- Artist: William Armfield Hobday

= Hermit of Tong =

Painting by William Armfield Hobday

"The Hermit of Tong" is a missing/lost masterpiece of the English artist, William Armfield Hobday (1771–1831). The painting is a portrait of Carolus, Charles Evans, resident Hermit on the estate of Colonel Durant, Tong Castle, Shropshire, England. In the biography of William Armfield Hobday, printed in Arnolds' Library of the Fine Arts in 1831, the painting and hermit are described as follows:

"If, as it is said, genius is more felicitous at one time than another, certain it is that Hobday while at Broad Street painted a picture, the like of which he never did before nor after; viz. the painting known as the Hermit of Tong, and individual passing under the name of Carolus, living on the estate of Colonel Durant in Staffordshire [actually, Shropshire]. This work is distinguished by a fine subdued brilliancy in the flesh, depth and transparency in the shadows, and great harmony of colouring in the whole. It represented the Hermit at the mouth of his Hermitage, the left elbow resting on a book and hand raised to the temples; the back part of his head was enveloped in a hood, and the transparency of its shadow on the upper part of the head was particularly clear, rich, and well painted, and the folds of his dark brown habit were broad and easy. Altogether this was undoubtedly his chef-d'oevre. Many were the applicants for its purchase; but, with all its Excellencies, no one would give the moderate sum he fixed, of 100 guineas; and this likewise went, like all his other effects, at the sale."

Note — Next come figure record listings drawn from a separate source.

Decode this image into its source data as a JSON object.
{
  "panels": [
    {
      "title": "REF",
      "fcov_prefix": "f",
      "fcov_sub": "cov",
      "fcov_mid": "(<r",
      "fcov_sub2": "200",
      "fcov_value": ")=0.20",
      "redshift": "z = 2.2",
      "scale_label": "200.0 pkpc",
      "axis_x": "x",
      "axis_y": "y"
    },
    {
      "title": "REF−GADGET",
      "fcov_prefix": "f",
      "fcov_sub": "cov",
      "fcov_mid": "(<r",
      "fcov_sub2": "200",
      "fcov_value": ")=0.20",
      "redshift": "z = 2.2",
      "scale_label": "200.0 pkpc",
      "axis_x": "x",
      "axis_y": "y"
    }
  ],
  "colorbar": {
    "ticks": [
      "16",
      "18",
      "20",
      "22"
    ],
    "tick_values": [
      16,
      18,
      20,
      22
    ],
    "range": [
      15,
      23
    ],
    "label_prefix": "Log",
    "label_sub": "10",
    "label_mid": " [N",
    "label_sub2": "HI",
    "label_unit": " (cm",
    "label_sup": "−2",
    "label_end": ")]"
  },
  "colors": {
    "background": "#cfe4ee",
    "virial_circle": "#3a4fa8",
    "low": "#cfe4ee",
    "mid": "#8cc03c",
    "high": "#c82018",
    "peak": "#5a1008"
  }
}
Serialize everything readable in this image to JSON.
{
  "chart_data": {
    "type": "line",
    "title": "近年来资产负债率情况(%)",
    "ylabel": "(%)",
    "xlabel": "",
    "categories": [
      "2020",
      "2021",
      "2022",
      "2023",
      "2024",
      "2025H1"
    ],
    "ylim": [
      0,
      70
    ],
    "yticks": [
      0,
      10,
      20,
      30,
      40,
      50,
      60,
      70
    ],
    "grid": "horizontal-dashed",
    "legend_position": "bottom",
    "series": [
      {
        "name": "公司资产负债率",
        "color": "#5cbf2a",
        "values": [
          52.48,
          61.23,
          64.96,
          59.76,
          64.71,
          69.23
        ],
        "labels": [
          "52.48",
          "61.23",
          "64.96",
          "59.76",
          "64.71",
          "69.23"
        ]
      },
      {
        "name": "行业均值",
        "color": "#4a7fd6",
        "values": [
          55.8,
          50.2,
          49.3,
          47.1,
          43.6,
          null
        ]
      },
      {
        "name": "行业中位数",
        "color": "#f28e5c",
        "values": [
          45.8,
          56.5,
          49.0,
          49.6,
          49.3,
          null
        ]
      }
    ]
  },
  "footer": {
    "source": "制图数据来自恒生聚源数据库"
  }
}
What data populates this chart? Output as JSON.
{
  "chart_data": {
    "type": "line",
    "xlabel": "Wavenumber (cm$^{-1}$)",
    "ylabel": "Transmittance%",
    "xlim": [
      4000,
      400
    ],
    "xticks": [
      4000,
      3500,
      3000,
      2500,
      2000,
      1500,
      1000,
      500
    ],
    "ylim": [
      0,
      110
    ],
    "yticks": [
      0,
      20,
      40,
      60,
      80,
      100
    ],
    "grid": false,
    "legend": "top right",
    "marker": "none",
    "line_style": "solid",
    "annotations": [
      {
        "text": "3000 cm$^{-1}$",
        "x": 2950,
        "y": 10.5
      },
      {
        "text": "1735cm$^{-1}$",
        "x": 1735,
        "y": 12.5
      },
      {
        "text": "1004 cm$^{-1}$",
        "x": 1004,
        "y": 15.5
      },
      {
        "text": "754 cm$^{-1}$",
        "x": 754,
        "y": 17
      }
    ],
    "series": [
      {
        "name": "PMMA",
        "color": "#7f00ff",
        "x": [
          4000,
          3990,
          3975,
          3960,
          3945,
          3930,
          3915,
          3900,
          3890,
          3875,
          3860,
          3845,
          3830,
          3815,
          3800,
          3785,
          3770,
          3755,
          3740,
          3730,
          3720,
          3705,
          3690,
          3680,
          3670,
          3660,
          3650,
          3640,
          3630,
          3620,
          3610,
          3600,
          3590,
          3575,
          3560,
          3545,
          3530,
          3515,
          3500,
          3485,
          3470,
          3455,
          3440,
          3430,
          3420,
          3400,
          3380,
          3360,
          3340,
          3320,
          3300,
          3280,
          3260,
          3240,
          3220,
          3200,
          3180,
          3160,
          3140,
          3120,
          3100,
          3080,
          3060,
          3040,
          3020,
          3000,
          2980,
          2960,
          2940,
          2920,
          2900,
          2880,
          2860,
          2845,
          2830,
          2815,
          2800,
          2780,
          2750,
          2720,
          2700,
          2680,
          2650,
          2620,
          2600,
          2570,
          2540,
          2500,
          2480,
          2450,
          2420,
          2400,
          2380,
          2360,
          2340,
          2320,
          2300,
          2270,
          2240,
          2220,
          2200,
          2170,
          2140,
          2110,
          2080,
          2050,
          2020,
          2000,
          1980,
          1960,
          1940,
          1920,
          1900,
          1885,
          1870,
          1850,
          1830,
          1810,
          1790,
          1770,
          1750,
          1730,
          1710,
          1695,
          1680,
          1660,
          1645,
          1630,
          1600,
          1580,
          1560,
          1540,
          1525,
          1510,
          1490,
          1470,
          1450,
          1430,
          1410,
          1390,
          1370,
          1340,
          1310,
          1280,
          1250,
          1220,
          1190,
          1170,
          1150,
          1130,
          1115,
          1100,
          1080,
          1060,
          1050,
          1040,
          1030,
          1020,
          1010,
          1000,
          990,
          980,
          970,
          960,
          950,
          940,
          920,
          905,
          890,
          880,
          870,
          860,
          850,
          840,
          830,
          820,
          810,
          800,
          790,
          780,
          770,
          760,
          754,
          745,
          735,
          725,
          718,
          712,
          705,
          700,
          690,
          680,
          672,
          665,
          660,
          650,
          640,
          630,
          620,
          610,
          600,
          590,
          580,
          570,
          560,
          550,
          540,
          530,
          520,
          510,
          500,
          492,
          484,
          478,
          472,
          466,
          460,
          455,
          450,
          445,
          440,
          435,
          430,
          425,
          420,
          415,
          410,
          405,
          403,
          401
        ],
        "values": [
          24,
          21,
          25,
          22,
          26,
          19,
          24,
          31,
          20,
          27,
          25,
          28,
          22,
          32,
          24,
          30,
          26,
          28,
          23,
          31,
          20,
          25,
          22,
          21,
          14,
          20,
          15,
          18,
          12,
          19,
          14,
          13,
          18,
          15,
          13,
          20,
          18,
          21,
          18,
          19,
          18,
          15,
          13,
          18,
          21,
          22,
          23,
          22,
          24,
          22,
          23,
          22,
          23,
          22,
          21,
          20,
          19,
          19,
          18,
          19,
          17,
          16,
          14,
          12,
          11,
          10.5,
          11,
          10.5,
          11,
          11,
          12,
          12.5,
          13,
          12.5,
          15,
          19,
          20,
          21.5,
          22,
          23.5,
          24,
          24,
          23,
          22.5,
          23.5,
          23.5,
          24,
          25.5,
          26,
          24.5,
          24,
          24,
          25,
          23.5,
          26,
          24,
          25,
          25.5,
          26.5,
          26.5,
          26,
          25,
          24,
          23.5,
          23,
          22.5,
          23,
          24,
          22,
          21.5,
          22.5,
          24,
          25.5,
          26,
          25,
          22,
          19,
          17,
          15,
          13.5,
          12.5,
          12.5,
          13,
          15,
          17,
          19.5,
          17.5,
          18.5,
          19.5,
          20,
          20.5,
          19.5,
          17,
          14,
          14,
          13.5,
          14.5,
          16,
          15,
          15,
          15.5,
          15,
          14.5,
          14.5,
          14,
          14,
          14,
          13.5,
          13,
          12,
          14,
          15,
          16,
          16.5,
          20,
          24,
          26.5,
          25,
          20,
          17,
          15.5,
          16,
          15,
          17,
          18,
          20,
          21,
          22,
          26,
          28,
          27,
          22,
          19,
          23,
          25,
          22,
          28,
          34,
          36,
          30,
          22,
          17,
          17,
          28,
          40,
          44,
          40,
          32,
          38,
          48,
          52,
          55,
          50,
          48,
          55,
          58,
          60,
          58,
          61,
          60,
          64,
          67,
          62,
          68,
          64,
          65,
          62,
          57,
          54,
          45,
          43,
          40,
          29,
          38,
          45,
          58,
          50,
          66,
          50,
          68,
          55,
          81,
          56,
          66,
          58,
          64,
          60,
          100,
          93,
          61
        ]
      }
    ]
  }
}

The location of this portrait of the Hermit of Tong is unknown. The last mention of the painting in the literature is in the bankruptcy proceedings, sales of personal goods and effects, of William Armfield Hobday, in London, 1829.

Renewed interest in Hobday's work has created a strong drive to locate this painting, as its value has increased significantly, reputed to be worth 800,000 pounds sterling.